Jail Outreach: Why This Isn’t Enough


Earlier this semester, I got to experience the rehabilitation side to prostitution through attending RISE court which is responsible for ending the endless sexual exploitation cycle of abuse, addiction, and incarceration (see blog post here). Even though each and every women’s journey through the RISE program had major struggles most of them ended positively. Last week, I got to experience a different narrative of these victims’ stories by attending Jail Outreach. The Jail Outreach program, through the Net, pairs up volunteer women with a women in the Tarrant County jail who have been sexually exploited. Volunteers go weekly to mainly provide friendship, support, and peace.  These women, unlike the women in RISE,  are still stuck in the cycle and do not usually see an end.

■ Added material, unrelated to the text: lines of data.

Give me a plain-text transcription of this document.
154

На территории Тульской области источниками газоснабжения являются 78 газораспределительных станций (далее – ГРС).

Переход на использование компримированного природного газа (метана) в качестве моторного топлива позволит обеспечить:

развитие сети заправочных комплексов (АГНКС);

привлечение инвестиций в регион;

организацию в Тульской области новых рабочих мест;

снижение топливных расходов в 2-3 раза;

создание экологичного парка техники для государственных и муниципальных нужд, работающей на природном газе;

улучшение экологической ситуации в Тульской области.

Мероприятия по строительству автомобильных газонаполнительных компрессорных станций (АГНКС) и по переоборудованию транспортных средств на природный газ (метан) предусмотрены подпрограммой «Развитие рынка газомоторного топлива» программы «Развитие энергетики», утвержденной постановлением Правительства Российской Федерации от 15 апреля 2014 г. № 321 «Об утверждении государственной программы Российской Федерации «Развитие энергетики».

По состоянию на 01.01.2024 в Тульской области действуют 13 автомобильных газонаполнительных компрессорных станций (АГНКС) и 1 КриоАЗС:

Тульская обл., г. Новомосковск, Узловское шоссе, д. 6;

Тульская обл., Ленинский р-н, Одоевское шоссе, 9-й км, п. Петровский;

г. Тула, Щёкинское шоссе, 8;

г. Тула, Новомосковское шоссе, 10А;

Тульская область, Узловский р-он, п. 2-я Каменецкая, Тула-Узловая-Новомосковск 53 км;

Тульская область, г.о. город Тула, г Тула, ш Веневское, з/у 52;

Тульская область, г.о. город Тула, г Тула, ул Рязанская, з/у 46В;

Outside of the Tarrant County Jail
Via: NBCDFW

While the volunteers were talking to the women the group from TCU got the opportunity to sit in the lobby and chat and ask questions with Remi one of the volunteer leaders. It was instantly recognizable when talking directly to Remi or listening to the group conversations that these victims are helpless and just want a better life, which is one of the main lessons I have learn throughout this semester about prostitution. These women are victims, who desperately want out of the sex industry. It was heart breaking to hear the individual situations of the women that were being visited. I gained some perspective about the situations that these women are in and it shined some light on their situations to hear about the relationships built with the volunteers and victims.

purchased-two.jpg
Picture via: thenetfw.com

As we asked more questions and the conversations progressed I understood the helpfulness of this program and the meaningfulness of building relationships with these women, but I couldn’t help and think about Evelyn Chumbow (find her story here) and Shamere Mckenzie (find her story here), the two women that spoke to us in class and their messages. Yes these women need support, but a 30 minute conversation with a privileged young woman who is a complete stranger isn’t going to save them from their situation. Evelyn’s story really spoke to me when I was processing this experience. Without her pro bono lawyer and employment Evelyn would have been stuck in the cycle created by her situation. Evelyn’s main message is that victims are usually exploited for their stories but are just given empathy, not actual productive help, which is what they need. These women are still in the cycle of abuse, addiction, and incarceration and they need the help that Evelyn received which was productive.

This experience opened my eyes to not only what these women are dealing with, but also what we should be doing to help them, which in my opinion should go beyond outreach programs. Implementing more programs around the nation like RISE court, finding these women meaningful employment, and fixing our legal system are more productive ways to help these women.